The LPC1343 is very similar to the LPC1114, so there shouldn't be any surprises when we get the boards back, but we did make a number of changes based on our experience with the LPC1114. Solder jumpers were added to allow someone to physically disconnect the external crystal (to save power if you're only using the internal oscillator, or just want to be 100% sure you're NOT using the external crystal). We previously had physical 0.1" jumpers on the LPC1114 prototype, and it seemed wasteful to have the jumpers sticking up off the board when you're only likely to change their state once or twice anyway. Unlike the LPC1114 board -- which was designed to be battery powered -- the LPC1343 board can only be powered from either USB or a 2.0/2.1mm DC barrel. There is no step-up converter included on the board. We also decided to use only 0805 components (rather than the 0603 parts that we typically use) simply to make it a bit easier for someone to hand-populate the board or solder it by hand if required. Other than that, the main wiring on the board is very similar, and the 1343 seems to be more or less pin-compatible with the 1114.
Similar to the LPC1114 board, we've also included two (identically wired) SWD connectors: the standard ten pin 0.05" SMT connector, along with a larger 0.1" 10-pin Molex-type connector to allow you to more easily connect hardware debuggers that don't have the new 0.05" cable (currently Keil is the only company providing a hardware debugger with the new connectors on it). You can easily hook a Segger J-Link up to the board using some jumper wires, for example.
In any case, we"ll post an update once the boards are in, and will put the Eagle files and schematics up once we're convinced that the basic design is sound. It's a great time to be developping hardware, as feature sets go up, prices go down, and everything seems to get easier than it was before!

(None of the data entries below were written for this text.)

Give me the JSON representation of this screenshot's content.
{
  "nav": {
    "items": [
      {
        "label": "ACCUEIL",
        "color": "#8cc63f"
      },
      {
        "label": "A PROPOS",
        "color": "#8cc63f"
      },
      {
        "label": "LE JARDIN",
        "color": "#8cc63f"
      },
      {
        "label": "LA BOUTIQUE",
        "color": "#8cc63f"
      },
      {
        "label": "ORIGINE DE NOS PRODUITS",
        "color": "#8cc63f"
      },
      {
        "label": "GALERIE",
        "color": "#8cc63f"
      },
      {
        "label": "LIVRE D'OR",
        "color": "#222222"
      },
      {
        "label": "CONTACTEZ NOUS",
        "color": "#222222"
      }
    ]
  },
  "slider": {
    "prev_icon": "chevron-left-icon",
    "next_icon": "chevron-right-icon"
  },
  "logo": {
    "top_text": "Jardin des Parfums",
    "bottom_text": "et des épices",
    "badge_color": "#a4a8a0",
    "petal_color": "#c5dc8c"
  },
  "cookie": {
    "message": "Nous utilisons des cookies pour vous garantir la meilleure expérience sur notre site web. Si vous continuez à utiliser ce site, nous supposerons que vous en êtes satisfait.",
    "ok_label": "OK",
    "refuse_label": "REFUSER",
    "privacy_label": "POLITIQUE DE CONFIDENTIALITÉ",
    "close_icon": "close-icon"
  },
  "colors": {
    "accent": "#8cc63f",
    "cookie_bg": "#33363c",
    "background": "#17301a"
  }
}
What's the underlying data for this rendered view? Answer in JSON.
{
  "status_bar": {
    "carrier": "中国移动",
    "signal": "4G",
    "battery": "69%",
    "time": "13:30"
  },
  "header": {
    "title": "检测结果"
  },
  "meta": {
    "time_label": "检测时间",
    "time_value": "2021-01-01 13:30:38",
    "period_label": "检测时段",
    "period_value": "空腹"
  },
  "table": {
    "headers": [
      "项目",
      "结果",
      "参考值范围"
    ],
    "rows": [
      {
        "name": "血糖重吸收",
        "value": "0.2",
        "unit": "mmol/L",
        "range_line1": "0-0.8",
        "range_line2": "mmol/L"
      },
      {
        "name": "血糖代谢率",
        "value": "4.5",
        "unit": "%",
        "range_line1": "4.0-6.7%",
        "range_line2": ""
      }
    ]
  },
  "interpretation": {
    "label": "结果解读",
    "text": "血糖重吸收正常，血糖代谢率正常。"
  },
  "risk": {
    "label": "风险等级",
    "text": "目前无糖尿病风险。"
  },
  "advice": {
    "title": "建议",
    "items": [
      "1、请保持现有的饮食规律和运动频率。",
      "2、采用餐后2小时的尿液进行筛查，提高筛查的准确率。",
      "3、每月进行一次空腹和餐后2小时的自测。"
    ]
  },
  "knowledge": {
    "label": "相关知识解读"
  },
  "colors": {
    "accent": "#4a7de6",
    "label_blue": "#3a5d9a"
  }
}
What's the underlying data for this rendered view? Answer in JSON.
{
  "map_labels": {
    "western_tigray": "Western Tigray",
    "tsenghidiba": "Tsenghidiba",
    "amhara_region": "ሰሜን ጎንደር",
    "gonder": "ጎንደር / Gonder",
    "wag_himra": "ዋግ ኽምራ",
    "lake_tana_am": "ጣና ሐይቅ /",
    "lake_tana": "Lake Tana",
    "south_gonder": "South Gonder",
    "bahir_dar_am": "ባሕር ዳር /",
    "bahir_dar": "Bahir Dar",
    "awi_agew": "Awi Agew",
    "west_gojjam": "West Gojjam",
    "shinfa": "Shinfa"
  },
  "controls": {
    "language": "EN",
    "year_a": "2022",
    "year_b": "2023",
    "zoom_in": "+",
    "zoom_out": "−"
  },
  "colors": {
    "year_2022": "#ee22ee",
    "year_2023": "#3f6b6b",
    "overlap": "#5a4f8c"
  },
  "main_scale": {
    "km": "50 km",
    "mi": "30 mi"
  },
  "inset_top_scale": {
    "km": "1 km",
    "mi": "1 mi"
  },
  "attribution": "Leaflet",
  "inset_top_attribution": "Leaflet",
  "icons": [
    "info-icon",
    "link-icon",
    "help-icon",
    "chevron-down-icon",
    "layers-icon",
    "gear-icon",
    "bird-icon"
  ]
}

Update: A nice feature on the LPC1343 that's easy to miss at first glance is that it has a built in USB Bootloader as well as the classic UART-based ISP. When you boot the device into ISP mode (by setting P0.1 LOW after reset), the bootloader will check the state of pin 0.3. If P0.3 is HIGH, it will cause the LPC1343 to enumerate as a USB/MSC device and will appear as a filesystem on Windows/Linux PCs; If P0.3 is LOW, it will boot into the classic UART/ISP mode and you can update the device using FlashMagic. (For reference sake, we've designed the board to boot into USB mode when the ISP jumper is set and a USB cable is connected, but it will fall back to the the classic UART/ISP mode when a USB cable is not connected.)